Una correzione alla delega, questa, apportata per tentare di smorzare le proteste sollevate già allora dall’Ordine dei giornalisti, che però non cancella del tutto l’emendamento dell’Ncd Alessandro Pagano dove si prevede il carcere da 6 mesi a 4 anni per chi registra conversazioni in modo fraudolento e le pubblica, e si limita invece solo ad escludere la punibilità «quando le registrazioni o le riprese sono utilizzabili nell’ambito di un procedimento amministrativo o giudiziario o per l’esercizio del diritto di difesa o del diritto di cronaca». Ora comunque il Pd, dopo le proteste reiterate e la promessa del M5S – che ha presentato 700 emendamenti al testo, anche se i tempi del dibattito sono contingentati – di alzare le barricate contro la «mordacchia» imposta «a giornalisti e magistrati», sta ragionando sull’ipotesi di commutare la reclusione in sanzione pecuniaria.

Ermini e Verini, però, rispondono all’Fnsi giudicando l’interpretazione di Lorusso «sbagliata»: ogni preoccupazione, dicono, «in questo caso è infondata». «Chiediamo – spiegano i due firmatari dell’emendamento – di prevenire il problema della pubblicazione di intercettazioni non rilevanti per le indagini per tutelare insieme al diritto alla informazione quello di cronaca. Pene sono previste nei casi di registrazioni fraudolente ma fuori dai casi di esercizio del diritto di cronaca e di difesa».
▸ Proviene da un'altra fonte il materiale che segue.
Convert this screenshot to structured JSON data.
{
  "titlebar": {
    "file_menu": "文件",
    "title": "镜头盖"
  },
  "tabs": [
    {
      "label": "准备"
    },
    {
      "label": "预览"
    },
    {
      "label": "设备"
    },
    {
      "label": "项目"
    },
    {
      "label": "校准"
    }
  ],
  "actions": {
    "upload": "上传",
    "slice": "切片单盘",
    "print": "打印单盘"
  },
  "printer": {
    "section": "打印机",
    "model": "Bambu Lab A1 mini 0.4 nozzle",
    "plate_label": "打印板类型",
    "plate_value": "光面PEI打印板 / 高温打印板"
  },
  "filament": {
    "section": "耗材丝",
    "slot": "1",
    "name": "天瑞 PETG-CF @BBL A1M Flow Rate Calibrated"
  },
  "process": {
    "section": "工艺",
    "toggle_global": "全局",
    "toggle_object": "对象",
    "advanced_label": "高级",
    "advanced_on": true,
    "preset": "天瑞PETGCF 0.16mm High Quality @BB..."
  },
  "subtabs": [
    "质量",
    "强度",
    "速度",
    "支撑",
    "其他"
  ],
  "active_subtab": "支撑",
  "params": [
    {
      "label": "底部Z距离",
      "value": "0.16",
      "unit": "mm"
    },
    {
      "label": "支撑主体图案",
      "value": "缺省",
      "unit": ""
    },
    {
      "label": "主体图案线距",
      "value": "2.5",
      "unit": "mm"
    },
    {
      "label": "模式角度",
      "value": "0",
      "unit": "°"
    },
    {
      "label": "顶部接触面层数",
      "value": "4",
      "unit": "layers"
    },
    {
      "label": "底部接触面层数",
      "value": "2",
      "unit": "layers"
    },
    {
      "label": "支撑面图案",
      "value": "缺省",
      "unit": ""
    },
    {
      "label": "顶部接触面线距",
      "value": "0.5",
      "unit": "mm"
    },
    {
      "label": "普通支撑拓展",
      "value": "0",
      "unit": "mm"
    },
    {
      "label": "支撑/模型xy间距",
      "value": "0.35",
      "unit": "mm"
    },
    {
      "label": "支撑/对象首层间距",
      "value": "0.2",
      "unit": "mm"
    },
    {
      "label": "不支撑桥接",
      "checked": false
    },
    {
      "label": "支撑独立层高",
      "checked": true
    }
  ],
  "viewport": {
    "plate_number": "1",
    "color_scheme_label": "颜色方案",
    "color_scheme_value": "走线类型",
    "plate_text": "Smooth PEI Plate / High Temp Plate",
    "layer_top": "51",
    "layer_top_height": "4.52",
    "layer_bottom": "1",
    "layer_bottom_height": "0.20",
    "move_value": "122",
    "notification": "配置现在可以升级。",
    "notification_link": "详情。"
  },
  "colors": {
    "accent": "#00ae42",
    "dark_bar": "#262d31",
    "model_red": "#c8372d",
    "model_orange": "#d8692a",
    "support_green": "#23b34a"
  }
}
L’analisi del ddl riprenderà oggi in Aula ma il dibattito, che ieri ha soddisfatto «pienamente» il vice Guardasigilli Enrico Costa, di sicuro non riguarderà, come si augura l’associazione Antigone, l’abolizione dell’ergastolo ostativo che, al contrario di quanto paventato dalla stampa più giustizialista, non è contenuta nel testo in esame.